The Sender Policy Framework (SPF) is a validation method for detecting e-mail spoofing. Email spoofing is the creation of email messages with a spoofed sender address. SPF therefore checks whether e-mails are sent via servers that are not authorized to send e-mails.
As a result of SPF, our simulated phishing emails may sometimes be falsely marked as spam or phishing. To prevent this, we recommend adding SoSafe to your SPF entries. Your SPF entries could look something like this:
Start with the SPF version that classifies the entry as SPF. An SPF entry should always start with the version number "v=spf1".
After inserting the SPF version tag "v=spf1", all IP addresses authorized to send e-mails should follow.

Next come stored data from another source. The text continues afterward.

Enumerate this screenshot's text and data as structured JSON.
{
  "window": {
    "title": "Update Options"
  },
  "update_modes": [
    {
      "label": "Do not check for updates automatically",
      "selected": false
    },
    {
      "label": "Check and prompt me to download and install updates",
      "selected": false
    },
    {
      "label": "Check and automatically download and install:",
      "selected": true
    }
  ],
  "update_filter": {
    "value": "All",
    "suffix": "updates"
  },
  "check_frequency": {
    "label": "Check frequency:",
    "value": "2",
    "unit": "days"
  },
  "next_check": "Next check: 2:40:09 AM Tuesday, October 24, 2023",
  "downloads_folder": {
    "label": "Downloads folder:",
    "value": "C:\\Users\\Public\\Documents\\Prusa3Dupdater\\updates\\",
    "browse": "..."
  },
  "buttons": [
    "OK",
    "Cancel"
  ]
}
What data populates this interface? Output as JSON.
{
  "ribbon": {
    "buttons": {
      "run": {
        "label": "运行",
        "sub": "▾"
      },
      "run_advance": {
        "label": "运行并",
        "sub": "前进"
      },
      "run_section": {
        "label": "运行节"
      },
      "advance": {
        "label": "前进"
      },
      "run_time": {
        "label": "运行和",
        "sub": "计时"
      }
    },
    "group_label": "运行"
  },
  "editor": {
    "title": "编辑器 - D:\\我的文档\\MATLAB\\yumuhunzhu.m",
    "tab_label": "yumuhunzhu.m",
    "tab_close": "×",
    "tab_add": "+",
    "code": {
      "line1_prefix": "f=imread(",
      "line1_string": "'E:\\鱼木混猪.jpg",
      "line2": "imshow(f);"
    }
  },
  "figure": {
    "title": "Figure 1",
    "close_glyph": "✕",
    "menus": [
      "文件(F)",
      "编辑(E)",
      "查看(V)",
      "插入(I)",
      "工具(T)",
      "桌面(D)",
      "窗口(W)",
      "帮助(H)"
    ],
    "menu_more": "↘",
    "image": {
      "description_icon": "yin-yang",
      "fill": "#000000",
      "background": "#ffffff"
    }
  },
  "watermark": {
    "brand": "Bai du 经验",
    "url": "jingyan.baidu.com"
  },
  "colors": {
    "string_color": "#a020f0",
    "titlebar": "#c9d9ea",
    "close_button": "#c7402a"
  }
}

For example: v=spf1 ip4: 188.8.131.52 ip6: 2a00:f820:417:2:51:92:b48a:f910
In our case, all necessary IP addresses are included using the includes described in step 3.
Next, add an include tag for SoSafe IPs: "include: spfv4.sosafe.de" and "include: spfv6.sosafe.de". This will authorize our mail servers as allowed mail servers for your domain.
Once you have implemented all IP addresses and inserted tags, you should close your entry with a "-all" tag. The "all" tag is an important part of the SPF entry as it indicates which policy (e.g. reject the email or mark it as spam) should be applied.
-all: Fail - Servers not listed in the SPF entry are not allowed to send email (non-compliant emails are rejected).
~all: Softfail - If the email is received from a server that is not listed, the email is marked as softfail (emails are accepted but marked).
+all: We strongly recommend not to use this option, this marking allows any server to send email from your domain.
Attention: Please note that your SPF entry must not be longer than 255 characters and must not contain more than 10 include tags, also called "lookups". Please note that the "nested lookups" also count. If an entry has an A and MX lookup, both count as lookups for your domain.